Trip Start Jun 07, 2010
18Trip End Jul 17, 2010
There is a phrase in sports, "A tie is like kissing your sister." That is often true, but in soccer in particular a draw is sometimes very sweet indeed.
The United States drew into a pretty balanced group this World Cup, unlike 2006 in Germany, when we were drawn into "the Group of Death" with the Czechs, Ghana and eventual champions Italy. This time we got England (a solid second-rank team) and much-weaker Slovenia and Algeria.
Our first match was against England. Going into the game, I was guardedly optimistic. After all, the US came into this contest 2-0-1 against the Brits in contests that count. We won the Revolutionary War, tied the War of 1812, and delivered a shocking upset fifty years ago, beating Britain 1-0 during the 1950 World Cup in Uruguay
Before the match we went out to get proper kit. I bought US team jerseys for Jack and me, to go along with our macarapas (plastic hardhats cut into soccer shapes, see picture) and red-white-and-blue polyester wigs. Jack was reluctant to wear his jersey to the game, thinking English football hooligans might beat up a 13-year-old boy for sporting the wrong jersey. I finally convinced him to buck up and show the colors.

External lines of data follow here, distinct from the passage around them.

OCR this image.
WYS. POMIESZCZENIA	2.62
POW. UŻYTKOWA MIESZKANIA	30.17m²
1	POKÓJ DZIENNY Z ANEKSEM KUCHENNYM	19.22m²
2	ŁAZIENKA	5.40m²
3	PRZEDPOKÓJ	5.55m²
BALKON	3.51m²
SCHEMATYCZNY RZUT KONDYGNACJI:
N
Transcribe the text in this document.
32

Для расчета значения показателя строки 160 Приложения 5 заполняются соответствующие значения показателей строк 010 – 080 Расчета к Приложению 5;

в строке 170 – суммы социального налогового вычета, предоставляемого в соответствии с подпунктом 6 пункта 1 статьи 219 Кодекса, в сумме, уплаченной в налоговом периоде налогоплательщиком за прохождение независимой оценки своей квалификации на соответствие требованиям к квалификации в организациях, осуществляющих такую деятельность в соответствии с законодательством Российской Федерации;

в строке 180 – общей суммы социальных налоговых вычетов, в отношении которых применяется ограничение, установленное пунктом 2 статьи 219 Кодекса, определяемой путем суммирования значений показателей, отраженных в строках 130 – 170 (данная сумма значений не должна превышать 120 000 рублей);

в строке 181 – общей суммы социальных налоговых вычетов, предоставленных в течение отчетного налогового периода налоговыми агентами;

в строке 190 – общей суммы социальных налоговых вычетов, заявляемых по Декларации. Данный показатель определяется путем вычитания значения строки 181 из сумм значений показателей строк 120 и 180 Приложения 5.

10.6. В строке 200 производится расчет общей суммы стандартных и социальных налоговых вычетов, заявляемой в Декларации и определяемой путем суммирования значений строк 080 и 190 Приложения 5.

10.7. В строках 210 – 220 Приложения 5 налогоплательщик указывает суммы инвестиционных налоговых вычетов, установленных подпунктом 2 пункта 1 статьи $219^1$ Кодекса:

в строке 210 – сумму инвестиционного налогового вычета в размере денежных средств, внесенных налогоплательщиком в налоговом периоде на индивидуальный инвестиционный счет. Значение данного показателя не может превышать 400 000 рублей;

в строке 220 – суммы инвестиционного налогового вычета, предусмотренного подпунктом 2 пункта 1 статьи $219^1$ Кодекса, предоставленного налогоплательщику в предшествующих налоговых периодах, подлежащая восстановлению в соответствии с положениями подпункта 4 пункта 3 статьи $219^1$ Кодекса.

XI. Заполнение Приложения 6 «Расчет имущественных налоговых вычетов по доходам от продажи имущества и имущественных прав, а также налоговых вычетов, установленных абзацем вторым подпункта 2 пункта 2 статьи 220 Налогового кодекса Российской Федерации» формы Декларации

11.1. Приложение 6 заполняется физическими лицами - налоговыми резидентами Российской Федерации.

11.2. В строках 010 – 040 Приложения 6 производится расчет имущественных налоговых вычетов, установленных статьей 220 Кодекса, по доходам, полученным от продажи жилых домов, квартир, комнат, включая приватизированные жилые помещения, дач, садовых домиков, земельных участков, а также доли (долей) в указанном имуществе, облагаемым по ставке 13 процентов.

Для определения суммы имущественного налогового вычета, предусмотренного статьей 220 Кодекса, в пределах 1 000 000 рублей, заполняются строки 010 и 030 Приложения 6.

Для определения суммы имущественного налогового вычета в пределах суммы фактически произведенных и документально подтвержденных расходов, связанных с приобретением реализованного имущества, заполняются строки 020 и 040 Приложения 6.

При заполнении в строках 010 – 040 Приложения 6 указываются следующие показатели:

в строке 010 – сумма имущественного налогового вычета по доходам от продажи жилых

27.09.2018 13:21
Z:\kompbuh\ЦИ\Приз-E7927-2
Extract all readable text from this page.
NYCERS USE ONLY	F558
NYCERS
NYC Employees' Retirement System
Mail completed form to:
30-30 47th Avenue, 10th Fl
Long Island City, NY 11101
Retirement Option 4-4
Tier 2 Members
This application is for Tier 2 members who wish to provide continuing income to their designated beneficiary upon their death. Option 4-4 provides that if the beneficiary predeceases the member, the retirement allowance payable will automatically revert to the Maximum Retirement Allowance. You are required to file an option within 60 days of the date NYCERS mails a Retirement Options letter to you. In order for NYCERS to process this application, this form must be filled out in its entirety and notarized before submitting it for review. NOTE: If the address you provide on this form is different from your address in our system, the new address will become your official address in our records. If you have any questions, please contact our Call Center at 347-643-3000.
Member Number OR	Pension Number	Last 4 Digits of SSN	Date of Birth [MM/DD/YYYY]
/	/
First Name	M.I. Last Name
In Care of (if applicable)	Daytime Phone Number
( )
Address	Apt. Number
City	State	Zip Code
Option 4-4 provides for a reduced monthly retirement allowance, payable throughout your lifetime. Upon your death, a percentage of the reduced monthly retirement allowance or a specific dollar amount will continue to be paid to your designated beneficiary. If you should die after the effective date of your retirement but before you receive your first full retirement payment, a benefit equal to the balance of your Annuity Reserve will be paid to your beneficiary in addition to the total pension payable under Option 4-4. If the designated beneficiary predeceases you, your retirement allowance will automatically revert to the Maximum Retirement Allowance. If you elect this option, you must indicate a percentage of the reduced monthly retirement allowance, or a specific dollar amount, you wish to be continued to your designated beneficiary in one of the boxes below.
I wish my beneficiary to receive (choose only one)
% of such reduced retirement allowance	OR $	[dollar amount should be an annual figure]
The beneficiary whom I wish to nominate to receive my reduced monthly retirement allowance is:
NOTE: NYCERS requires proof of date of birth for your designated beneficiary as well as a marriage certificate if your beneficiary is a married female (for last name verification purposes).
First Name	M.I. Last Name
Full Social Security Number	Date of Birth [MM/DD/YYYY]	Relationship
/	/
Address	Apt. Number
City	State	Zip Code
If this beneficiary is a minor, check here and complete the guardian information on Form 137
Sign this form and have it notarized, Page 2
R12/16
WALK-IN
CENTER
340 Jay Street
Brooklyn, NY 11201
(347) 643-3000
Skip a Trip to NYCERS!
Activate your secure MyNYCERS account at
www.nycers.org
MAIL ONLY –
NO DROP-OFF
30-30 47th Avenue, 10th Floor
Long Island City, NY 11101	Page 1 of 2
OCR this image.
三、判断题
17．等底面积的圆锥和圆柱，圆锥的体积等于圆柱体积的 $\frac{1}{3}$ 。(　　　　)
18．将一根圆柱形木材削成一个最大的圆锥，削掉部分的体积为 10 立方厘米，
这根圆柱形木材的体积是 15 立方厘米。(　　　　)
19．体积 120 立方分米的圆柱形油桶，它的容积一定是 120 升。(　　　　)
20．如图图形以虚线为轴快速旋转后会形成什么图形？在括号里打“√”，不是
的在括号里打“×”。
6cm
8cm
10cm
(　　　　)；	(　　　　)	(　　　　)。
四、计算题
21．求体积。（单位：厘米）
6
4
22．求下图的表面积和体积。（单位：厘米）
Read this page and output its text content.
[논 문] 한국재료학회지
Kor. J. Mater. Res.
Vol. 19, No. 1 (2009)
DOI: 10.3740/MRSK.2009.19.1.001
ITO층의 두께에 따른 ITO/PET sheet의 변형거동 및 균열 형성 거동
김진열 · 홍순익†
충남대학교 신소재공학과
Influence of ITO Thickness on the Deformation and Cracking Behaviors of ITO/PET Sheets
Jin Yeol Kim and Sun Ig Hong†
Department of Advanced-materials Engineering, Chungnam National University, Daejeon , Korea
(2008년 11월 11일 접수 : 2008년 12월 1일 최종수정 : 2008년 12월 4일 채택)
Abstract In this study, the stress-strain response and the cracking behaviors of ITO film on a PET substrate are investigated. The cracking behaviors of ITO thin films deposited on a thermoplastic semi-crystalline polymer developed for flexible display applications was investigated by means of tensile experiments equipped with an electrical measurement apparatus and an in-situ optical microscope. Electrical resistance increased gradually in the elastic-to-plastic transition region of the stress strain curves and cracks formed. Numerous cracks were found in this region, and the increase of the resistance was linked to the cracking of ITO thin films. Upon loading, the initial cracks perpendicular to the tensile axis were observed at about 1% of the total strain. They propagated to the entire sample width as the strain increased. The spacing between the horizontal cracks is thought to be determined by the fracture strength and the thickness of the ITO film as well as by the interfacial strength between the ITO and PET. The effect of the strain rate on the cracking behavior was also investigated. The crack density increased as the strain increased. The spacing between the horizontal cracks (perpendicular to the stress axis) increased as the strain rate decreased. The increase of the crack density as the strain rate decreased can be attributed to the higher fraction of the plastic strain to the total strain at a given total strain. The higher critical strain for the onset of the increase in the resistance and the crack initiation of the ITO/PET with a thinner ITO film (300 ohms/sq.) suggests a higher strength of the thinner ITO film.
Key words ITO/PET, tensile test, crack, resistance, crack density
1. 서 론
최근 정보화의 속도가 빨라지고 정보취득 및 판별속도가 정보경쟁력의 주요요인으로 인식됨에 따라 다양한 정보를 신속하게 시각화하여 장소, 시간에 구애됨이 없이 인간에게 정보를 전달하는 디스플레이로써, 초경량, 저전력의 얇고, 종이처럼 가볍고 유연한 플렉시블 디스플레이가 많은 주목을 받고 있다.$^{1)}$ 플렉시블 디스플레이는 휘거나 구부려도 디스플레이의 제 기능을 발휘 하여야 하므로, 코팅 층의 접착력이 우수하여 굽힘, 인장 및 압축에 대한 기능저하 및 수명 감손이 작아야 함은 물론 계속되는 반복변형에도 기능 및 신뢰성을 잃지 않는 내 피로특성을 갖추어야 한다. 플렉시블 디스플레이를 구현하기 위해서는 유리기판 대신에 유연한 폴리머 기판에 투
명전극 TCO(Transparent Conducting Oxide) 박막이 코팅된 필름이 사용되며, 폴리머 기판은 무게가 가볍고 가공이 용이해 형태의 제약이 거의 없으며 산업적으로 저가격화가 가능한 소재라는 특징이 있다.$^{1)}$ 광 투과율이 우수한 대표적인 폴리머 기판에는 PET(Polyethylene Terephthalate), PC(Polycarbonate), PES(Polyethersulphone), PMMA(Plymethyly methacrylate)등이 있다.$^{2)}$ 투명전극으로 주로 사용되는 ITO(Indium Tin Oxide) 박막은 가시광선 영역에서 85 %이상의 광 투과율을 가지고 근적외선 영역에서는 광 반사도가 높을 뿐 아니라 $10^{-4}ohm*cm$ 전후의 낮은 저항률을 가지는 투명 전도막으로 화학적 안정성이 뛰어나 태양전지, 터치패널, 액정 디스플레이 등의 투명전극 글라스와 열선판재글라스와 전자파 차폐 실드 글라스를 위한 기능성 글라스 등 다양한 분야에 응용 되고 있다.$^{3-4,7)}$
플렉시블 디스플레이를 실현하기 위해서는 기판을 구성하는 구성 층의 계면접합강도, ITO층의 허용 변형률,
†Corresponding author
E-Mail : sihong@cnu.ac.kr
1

We watched the match at Giles Pub, a local establishment with typical English food (just north of shocking), good beer and lots of big-screen televisions. The crowd at Giles was half Brit and half American. Jack need not have worried. Giles was a hooligan-free zone, and everyone was polite and friendly. We met a mix of Americans and Brits, including Mike from Chicago, an American photojournalist who retired in Johannesburg. (Jozie to the locals.) He loves the lifestyle, the weather and the culture. He had family from Chicago visiting, all dressed in US colors.
We were mostly through our dinners and well into our second beers when the game began. The U. S. soccer team has a frightful tendency to get off to bad starts at major tournaments
Then a strange thing happened. The Americans settled down, the defence got organized, and the U. S. began to build an attack. The Three Lions still had a bit more of the run of play, but no more than 55/45. Then I had a sudden inspiration. I asked Jack for his wig and put it on. Within minutes, at 40', Clint Dempsey got loose and shot a decent low ball almost directly at English goalkeeper Robert Green. He bobbled it and we watched as it rolled slowly into the back of the net. Goal! A shocking illustration of England's lack of quality at keeper in recent years.
Yes, it was a cheap goal, but as Gertrude Stein didn't say, "a goal is a goal is a goal." Both sides had a few decent shots on goal in the second half. Tim Howard did his Superman imitation, stopped everything and was named Man of the Match. In the end, Dempsey's strike held up and the U. S. had a vital point out of what looks to be its toughest match.
Our big question after the match: Is there any outfield player that Fabio Capello would not happily trade for any of the three American goalkeepers?